Le modèle de franchise avec sa division du risque a également bien servi Sanders. Le nom de « Poulet frit du Kentucky » et l’idée d’un restaurant autonome et standardisé, plutôt qu’un élément de menu présenté dans un éventail hétéroclite de restaurants, étaient de Harman. Son était le concept d’un repas à emporter; les siens étaient la signature « bucket » et le slogan « finger-lickin’ good. »Harman est le héros inconnu de Kentucky Fried Chicken, Inc., co-fondateur virtuel de la société « , écrit Ozersky.

Que Harman et d’autres franchisés ont fait partie intégrante de la croissance du poulet frit du Kentucky est un point que les conservateurs du musée espèrent faire dans « American Enterprise. »Dans une franchise, les idées coulent de la société mère vers le bas, mais elles viennent aussi de bas en haut ou latéralement: Les personnes qui possèdent des franchises ont souvent de bonnes idées — pour de nouveaux éléments de menu, pour des façons de faire des affaires plus efficacement et pour l’image de marque – qui sont reprises par la société mère « , explique Franz.

Sanders est décédé, à l’âge de 90 ans, en 1980; Harman, à 95 ans, en 2014. La semaine dernière, avec des gardes de sécurité sur place pour gérer la foule de clients impatients, KFC a ouvert le premier restaurant de chaîne de restauration rapide américain à Rangoon, en Birmanie.
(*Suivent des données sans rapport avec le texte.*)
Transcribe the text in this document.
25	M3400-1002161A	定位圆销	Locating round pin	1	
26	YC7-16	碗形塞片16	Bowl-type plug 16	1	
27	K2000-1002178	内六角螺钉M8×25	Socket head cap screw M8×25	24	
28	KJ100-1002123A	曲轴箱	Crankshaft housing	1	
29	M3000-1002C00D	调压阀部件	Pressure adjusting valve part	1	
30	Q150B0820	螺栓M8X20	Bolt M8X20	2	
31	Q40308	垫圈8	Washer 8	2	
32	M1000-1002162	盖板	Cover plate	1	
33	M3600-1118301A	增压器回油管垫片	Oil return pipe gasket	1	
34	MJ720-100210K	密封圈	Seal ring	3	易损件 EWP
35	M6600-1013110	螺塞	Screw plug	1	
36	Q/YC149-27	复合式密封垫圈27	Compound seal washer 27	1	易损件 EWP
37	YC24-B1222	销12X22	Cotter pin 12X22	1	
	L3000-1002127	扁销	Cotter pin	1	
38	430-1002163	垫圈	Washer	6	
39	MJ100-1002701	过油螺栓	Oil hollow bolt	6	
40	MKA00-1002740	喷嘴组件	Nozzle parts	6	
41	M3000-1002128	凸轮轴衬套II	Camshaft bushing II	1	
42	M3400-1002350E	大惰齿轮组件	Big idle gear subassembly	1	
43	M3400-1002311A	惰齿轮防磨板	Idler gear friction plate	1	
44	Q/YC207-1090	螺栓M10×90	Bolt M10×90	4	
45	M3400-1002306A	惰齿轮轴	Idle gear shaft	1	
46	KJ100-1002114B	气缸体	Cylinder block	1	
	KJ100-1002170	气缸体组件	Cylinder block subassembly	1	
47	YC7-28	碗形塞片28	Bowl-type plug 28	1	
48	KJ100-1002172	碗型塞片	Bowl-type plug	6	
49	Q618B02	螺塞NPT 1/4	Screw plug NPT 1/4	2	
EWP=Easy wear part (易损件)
C’est loin, en temps et lieu, de Corbin, dans le Kentucky, où, au début des années 1930, un vendeur ambulant s’est exclamé à un directeur de station-service : « Putain! Il n’y a pas d’endroit décent ici pour manger! »

L’exposition permanente « American Enterprise » a ouvert ses portes le 1er juillet au Musée national d’histoire américaine du Smithsonian à Washington, D.C. et retrace le développement des États-Unis d’une petite nation agricole dépendante à l’une des plus grandes économies du monde.